How does fatigue impact a bus driver's performance?
• Studies indicate that the human brain's ability to function begins to deteriorate after an individual is awake for more than 13 hours. After being awake for more than 17 hours, the individual's ability to perform driving-related tasks is comparable to having a blood-alcohol level of 0.05%. Being awake more than 23 hours is like being legally intoxicated.
• According to the National Highway Traffic Safety Administration (NHTSA), driver fatigue contributes to more than 100,000 auto accidents every year.
• Researchers at the Virginia Tech Transportation Institute (VTTI) estimate that drowsy drivers are four to six times more likely to cause a collision.
What are some common myths about driver fatigue?

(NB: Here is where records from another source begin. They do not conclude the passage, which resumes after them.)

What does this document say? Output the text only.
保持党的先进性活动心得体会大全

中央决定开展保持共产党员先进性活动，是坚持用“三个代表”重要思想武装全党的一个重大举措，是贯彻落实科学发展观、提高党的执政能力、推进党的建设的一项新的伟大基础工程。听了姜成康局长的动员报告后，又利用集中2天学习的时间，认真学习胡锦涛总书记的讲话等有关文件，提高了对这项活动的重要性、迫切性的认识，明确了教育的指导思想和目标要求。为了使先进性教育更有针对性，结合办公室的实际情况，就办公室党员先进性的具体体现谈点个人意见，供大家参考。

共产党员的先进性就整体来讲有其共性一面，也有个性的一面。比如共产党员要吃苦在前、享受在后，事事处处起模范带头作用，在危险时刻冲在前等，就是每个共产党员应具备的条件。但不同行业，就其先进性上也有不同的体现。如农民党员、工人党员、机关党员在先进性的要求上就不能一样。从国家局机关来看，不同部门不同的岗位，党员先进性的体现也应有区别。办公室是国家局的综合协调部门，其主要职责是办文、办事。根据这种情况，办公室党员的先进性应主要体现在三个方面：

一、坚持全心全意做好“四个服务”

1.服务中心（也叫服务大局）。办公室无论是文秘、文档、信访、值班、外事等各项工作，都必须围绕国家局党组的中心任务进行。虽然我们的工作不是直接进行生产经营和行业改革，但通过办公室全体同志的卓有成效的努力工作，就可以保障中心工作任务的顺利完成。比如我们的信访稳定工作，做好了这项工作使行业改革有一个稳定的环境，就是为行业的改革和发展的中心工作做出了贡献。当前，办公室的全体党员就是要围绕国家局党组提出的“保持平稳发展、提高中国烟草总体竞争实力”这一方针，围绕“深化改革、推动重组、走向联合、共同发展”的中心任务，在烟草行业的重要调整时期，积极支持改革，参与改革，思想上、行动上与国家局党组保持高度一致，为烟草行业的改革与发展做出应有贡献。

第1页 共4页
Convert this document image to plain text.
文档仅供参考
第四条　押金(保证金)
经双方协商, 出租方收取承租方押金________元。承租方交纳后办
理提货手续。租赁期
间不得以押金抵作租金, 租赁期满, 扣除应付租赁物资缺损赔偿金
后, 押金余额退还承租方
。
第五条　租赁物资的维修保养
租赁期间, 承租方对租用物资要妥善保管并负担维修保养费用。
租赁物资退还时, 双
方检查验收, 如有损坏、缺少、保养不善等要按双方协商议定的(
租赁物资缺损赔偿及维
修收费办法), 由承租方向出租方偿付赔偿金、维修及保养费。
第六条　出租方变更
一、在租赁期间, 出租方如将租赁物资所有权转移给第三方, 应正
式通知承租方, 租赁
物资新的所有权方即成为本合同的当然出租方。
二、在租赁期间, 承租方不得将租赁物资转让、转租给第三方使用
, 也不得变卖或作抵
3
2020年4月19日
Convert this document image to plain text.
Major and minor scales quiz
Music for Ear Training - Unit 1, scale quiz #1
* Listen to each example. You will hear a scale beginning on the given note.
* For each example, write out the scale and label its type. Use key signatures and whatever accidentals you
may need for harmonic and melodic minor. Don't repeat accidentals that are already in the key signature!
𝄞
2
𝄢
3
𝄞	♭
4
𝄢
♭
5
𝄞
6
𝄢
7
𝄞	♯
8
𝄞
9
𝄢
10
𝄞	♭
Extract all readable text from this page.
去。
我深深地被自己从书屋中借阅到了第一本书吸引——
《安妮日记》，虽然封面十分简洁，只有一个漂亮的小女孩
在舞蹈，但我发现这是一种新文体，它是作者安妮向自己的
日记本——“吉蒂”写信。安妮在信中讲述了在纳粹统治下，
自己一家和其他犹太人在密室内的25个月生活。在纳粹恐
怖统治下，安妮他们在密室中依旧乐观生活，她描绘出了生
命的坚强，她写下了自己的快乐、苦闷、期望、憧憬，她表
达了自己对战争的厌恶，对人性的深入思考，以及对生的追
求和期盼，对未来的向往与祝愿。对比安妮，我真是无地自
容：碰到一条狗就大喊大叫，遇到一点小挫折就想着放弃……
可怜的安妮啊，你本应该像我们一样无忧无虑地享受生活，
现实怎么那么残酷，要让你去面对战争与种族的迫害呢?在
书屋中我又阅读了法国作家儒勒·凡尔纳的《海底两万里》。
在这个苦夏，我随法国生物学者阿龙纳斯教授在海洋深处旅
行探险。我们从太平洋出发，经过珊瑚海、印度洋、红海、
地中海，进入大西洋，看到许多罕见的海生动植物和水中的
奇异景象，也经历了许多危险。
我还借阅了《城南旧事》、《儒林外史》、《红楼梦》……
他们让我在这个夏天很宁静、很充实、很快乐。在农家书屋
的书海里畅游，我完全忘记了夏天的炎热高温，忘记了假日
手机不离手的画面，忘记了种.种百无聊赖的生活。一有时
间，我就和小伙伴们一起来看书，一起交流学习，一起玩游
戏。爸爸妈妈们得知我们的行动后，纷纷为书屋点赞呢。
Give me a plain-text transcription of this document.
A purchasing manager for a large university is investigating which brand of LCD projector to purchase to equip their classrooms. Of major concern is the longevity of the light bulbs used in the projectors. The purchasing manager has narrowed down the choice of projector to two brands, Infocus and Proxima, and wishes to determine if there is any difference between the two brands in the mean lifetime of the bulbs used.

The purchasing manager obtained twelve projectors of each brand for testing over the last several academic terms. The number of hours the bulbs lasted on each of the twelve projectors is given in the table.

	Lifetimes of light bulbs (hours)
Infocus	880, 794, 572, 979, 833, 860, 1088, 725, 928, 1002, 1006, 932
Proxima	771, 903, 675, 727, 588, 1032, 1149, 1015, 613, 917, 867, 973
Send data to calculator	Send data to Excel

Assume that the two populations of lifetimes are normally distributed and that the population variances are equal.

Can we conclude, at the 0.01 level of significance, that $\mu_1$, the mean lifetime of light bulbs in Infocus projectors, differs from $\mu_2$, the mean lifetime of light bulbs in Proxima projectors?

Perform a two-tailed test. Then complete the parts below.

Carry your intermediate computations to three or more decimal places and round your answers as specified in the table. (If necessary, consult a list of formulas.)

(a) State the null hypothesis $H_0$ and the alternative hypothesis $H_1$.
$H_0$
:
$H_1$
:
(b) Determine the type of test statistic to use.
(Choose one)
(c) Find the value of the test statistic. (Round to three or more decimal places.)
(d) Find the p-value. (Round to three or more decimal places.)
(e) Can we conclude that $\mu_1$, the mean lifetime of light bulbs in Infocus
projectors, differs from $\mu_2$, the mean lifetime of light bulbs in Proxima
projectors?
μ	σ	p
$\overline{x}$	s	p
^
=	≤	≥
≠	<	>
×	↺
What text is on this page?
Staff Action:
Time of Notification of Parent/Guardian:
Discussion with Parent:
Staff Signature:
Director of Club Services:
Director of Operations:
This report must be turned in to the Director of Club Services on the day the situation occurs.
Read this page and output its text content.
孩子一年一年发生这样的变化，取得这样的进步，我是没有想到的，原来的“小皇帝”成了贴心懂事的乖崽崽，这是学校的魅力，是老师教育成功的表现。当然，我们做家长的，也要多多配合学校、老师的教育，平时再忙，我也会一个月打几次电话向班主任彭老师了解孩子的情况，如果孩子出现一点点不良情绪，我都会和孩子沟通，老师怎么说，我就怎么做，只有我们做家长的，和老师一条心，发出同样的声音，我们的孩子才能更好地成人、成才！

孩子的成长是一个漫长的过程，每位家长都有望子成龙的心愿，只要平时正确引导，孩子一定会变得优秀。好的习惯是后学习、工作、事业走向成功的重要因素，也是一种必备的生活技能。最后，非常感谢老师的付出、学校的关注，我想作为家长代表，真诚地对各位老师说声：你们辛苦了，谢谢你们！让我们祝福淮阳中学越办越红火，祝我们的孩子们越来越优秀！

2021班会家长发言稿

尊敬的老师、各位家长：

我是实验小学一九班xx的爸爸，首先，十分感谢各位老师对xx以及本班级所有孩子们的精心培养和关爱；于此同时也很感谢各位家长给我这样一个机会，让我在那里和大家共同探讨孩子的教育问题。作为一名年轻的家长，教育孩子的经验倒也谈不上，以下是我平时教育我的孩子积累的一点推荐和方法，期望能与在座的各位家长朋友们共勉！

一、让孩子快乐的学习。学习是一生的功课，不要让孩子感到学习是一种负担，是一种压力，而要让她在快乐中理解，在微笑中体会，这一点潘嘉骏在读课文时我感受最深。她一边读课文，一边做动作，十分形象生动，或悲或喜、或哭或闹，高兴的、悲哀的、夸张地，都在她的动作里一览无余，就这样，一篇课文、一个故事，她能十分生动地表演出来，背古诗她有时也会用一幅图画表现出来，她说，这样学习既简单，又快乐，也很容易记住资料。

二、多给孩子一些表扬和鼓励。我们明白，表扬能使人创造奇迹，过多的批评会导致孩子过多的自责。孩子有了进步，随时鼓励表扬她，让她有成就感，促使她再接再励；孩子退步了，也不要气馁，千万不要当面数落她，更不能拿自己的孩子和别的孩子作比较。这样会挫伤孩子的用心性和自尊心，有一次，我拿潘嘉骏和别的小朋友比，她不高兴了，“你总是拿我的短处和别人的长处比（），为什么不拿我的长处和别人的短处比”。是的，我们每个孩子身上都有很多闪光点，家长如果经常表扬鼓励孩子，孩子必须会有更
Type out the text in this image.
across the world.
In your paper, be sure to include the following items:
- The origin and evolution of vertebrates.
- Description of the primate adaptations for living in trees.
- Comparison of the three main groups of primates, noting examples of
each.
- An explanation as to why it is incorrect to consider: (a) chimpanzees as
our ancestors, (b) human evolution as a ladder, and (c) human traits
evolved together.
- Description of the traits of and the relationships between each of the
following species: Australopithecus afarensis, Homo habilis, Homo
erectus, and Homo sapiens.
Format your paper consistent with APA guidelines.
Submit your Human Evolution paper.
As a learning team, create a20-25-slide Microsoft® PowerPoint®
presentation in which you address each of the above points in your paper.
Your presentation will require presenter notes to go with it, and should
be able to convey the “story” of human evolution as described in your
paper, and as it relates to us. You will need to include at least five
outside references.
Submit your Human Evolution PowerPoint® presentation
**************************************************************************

• Drinking coffee or other caffeinated beverages helps to prevent drowsy driving. Caffeine can make you feel more alert, but the effect is only temporary. Caffeinated beverages are not a substitute for sleep - in fact, the National Safety Council reports that "people who take stimulants while severely sleep deprived are likely to have 'micro sleeps,' which are essentially four- to five-second naps. A vehicle travelling 55 mph can cover more than 100 yards in four to five seconds - plenty of time for an accident."
• I'm not at risk for drowsy driving because I can tell if I'm about to fall asleep. Drowsiness is an involuntary human response to fatigue: it can't be controlled.
• If I feel sleepy when I'm behind the wheel, I just roll down the window or turn up the radio to help keep myself alert. Scientifically, neither of these methods has any impact on a driver's alertness.